Ever since July, Johnson has been repeatedly criticizing May’s Chequers plan in the weekly column he has resumed in The Daily Telegraph newspaper, but the latest comment has virtually created a civil war within the Tory ranks.
Alan Duncan, a foreign minister who worked in Johnson’s team for two years, said this marked the end of his political career. “For Boris to say the PM’s view is like that of a suicide bomber is too much. This marks one of the most disgusting moments in modern British politics. I’m sorry, but this is the political end of Boris Johnson. If it isn’t now, I will make sure it is later,” tweeted Duncan.
Another leadership rival to Johnson, Tom Tugendhat hit out at the former foreign secretary telling him to “grow up” when using such analogies.
Recalling how he had encountered a suicide bomber in Afghanistan Tugendhat said: “A suicide bomber murdered many in the courtyard of my office in Helmand. The carnage was disgusting, limbs and flesh hanging from trees and bushes. Brave men who stopped him killing me and others died in horrific pain,” said Tugendhat, who chairs the Commons foreign affairs committee.
Agreeing with sentiments
However there were other Tories who came out in Johnson’s defense agreeing with his sentiments. Senior Conservative Brexiteer Jacob Rees-Mogg said he felt that Johnson’s “suicide belt” accusation was little more than “a characteristically colorful catchphrase”.

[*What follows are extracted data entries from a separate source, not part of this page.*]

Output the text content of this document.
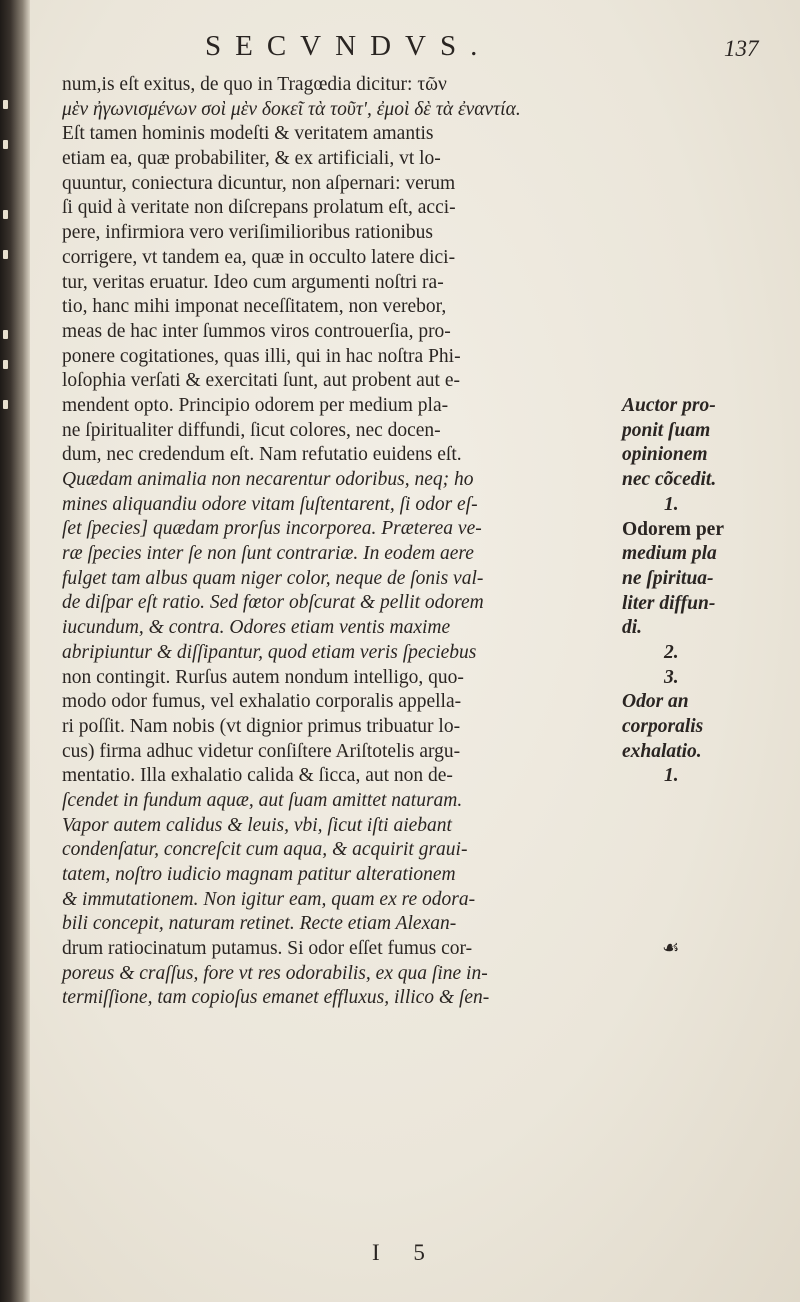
SECVNDVS.	137
num,is eſt exitus, de quo in Tragœdia dicitur: τῶν
μὲν ἠγωνισμένων σοὶ μὲν δοκεῖ τὰ τοῦτ', ἐμοὶ δὲ τὰ ἐναντία.
Eſt tamen hominis modeſti & veritatem amantis
etiam ea, quæ probabiliter, & ex artificiali, vt lo-
quuntur, coniectura dicuntur, non aſpernari: verum
ſi quid à veritate non diſcrepans prolatum eſt, acci-
pere, infirmiora vero veriſimilioribus rationibus
corrigere, vt tandem ea, quæ in occulto latere dici-
tur, veritas eruatur. Ideo cum argumenti noſtri ra-
tio, hanc mihi imponat neceſſitatem, non verebor,
meas de hac inter ſummos viros controuerſia, pro-
ponere cogitationes, quas illi, qui in hac noſtra Phi-
loſophia verſati & exercitati ſunt, aut probent aut e-
mendent opto. Principio odorem per medium pla-
ne ſpiritualiter diffundi, ſicut colores, nec docen-
dum, nec credendum eſt. Nam refutatio euidens eſt.
Quædam animalia non necarentur odoribus, neq; ho
mines aliquandiu odore vitam ſuſtentarent, ſi odor eſ-
ſet ſpecies] quædam prorſus incorporea. Præterea ve-
ræ ſpecies inter ſe non ſunt contrariæ. In eodem aere
fulget tam albus quam niger color, neque de ſonis val-
de diſpar eſt ratio. Sed fœtor obſcurat & pellit odorem
iucundum, & contra. Odores etiam ventis maxime
abripiuntur & diſſipantur, quod etiam veris ſpeciebus
non contingit. Rurſus autem nondum intelligo, quo-
modo odor fumus, vel exhalatio corporalis appella-
ri poſſit. Nam nobis (vt dignior primus tribuatur lo-
cus) firma adhuc videtur conſiſtere Ariſtotelis argu-
mentatio. Illa exhalatio calida & ſicca, aut non de-
ſcendet in fundum aquæ, aut ſuam amittet naturam.
Vapor autem calidus & leuis, vbi, ſicut iſti aiebant
condenſatur, concreſcit cum aqua, & acquirit graui-
tatem, noſtro iudicio magnam patitur alterationem
& immutationem. Non igitur eam, quam ex re odora-
bili concepit, naturam retinet. Recte etiam Alexan-
drum ratiocinatum putamus. Si odor eſſet fumus cor-
poreus & craſſus, fore vt res odorabilis, ex qua ſine in-
termiſſione, tam copioſus emanet effluxus, illico & ſen-
Auctor pro-
ponit ſuam
opinionem
nec cõcedit.
1.
Odorem per
medium pla
ne ſpiritua-
liter diffun-
di.
2.
3.
Odor an
corporalis
exhalatio.
1.
☙
I 5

Johnson has projected an image of himself as a bit of a bumbling, maverick politician who says things without thinking them through. A few weeks ago, he had compared Muslim women wearing a niqab to “letter boxes” and “bank robbers”, yet again igniting a controversy about rampant Islamophobia in the Conservative Party.

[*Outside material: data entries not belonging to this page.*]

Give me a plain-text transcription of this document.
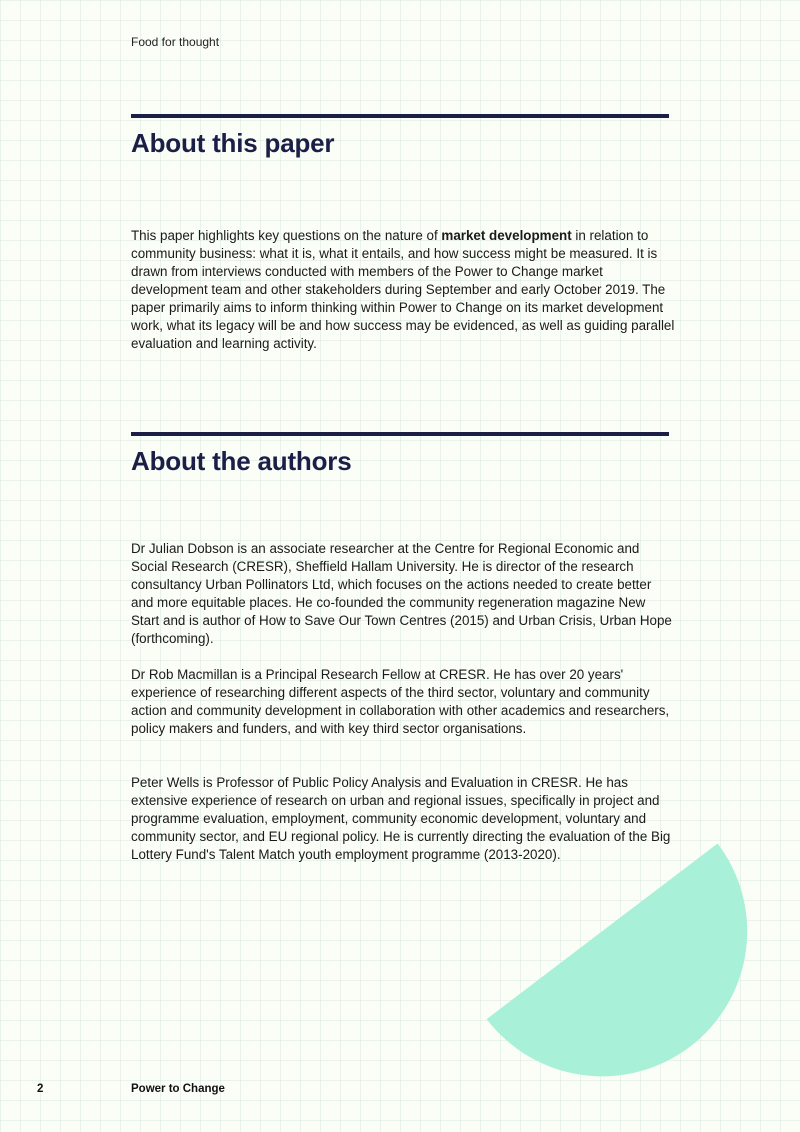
Food for thought
About this paper

This paper highlights key questions on the nature of market development in relation to community business: what it is, what it entails, and how success might be measured. It is drawn from interviews conducted with members of the Power to Change market development team and other stakeholders during September and early October 2019. The paper primarily aims to inform thinking within Power to Change on its market development work, what its legacy will be and how success may be evidenced, as well as guiding parallel evaluation and learning activity.

About the authors

Dr Julian Dobson is an associate researcher at the Centre for Regional Economic and Social Research (CRESR), Sheffield Hallam University. He is director of the research consultancy Urban Pollinators Ltd, which focuses on the actions needed to create better and more equitable places. He co-founded the community regeneration magazine New Start and is author of How to Save Our Town Centres (2015) and Urban Crisis, Urban Hope (forthcoming).

Dr Rob Macmillan is a Principal Research Fellow at CRESR. He has over 20 years' experience of researching different aspects of the third sector, voluntary and community action and community development in collaboration with other academics and researchers, policy makers and funders, and with key third sector organisations.

Peter Wells is Professor of Public Policy Analysis and Evaluation in CRESR. He has extensive experience of research on urban and regional issues, specifically in project and programme evaluation, employment, community economic development, voluntary and community sector, and EU regional policy. He is currently directing the evaluation of the Big Lottery Fund's Talent Match youth employment programme (2013-2020).

2	Power to Change
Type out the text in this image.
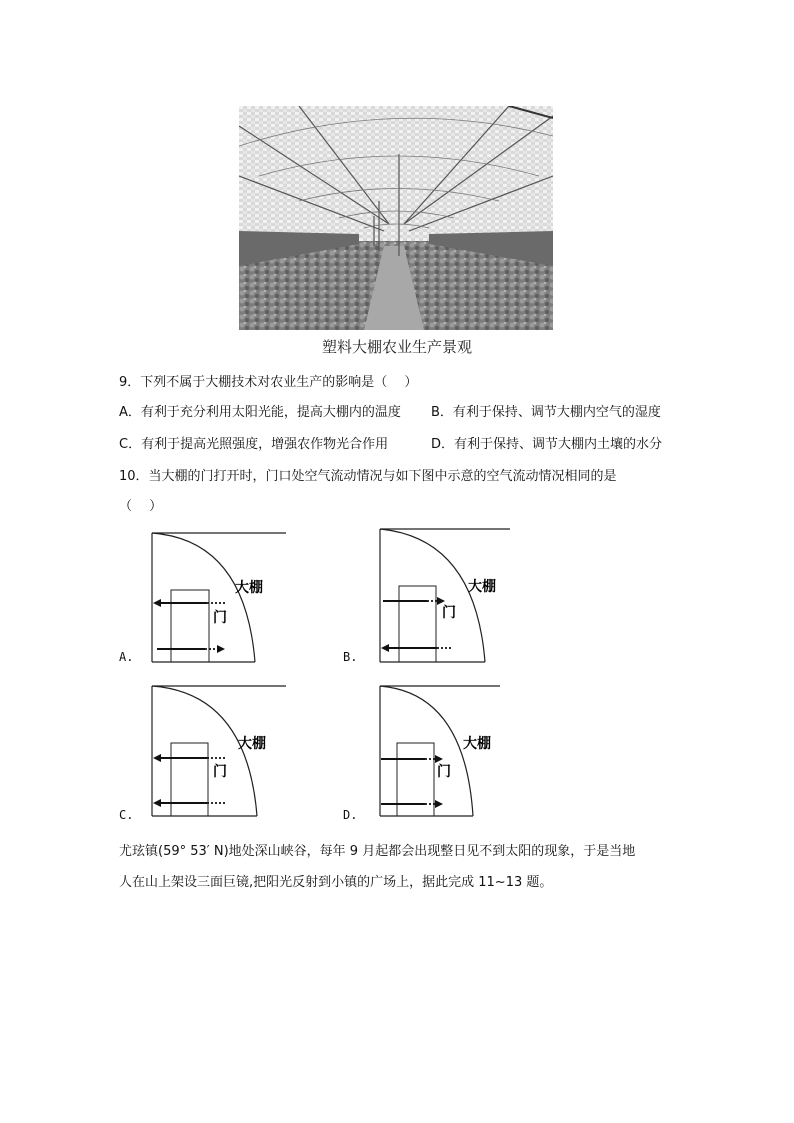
塑料大棚农业生产景观
9．下列不属于大棚技术对农业生产的影响是（　 ）
A．有利于充分利用太阳光能，提高大棚内的温度 B．有利于保持、调节大棚内空气的湿度
C．有利于提高光照强度，增强农作物光合作用	D．有利于保持、调节大棚内土壤的水分
10．当大棚的门打开时，门口处空气流动情况与如下图中示意的空气流动情况相同的是
（　 ）
大棚
门
A.
大棚
门
B.
大棚
门
C.
大棚
门
D.
尤玹镇(59° 53′ N)地处深山峡谷，每年 9 月起都会出现整日见不到太阳的现象，于是当地
人在山上架设三面巨镜,把阳光反射到小镇的广场上，据此完成 11~13 题。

Some Tory backbenchers believe that Johnson’s language is “entirely in character: crude but, for some, entertaining populist polemic” and the “buffoon” image is cultivated to test out how far he can go. Conservative MPs like Sarah Wollaston have said they would most likely leave the party if Johnson took over.
Immediately after his “suicide vest” comment, Johnson’s personal life also took a dive with his wife of 25 years finally filing for divorce after his latest indiscretion. Marina Wheeler, whose mother is a Sikh from India and father an English veteran journalist who was posted on the sub-continent, is Johnson’s second wife and they have four children.
While many believe that the divorce could devastate Johnson’s chances for leadership as Tory women voters would empathize with his wife’s plight others maintain that the announcement was timed so that it became old news and could not be used by rivals at the height of the leadership contest.
With the Conservative Party Conference only days away it will be interesting to see how many more calculated “faux pas” Johnson makes in the run-up.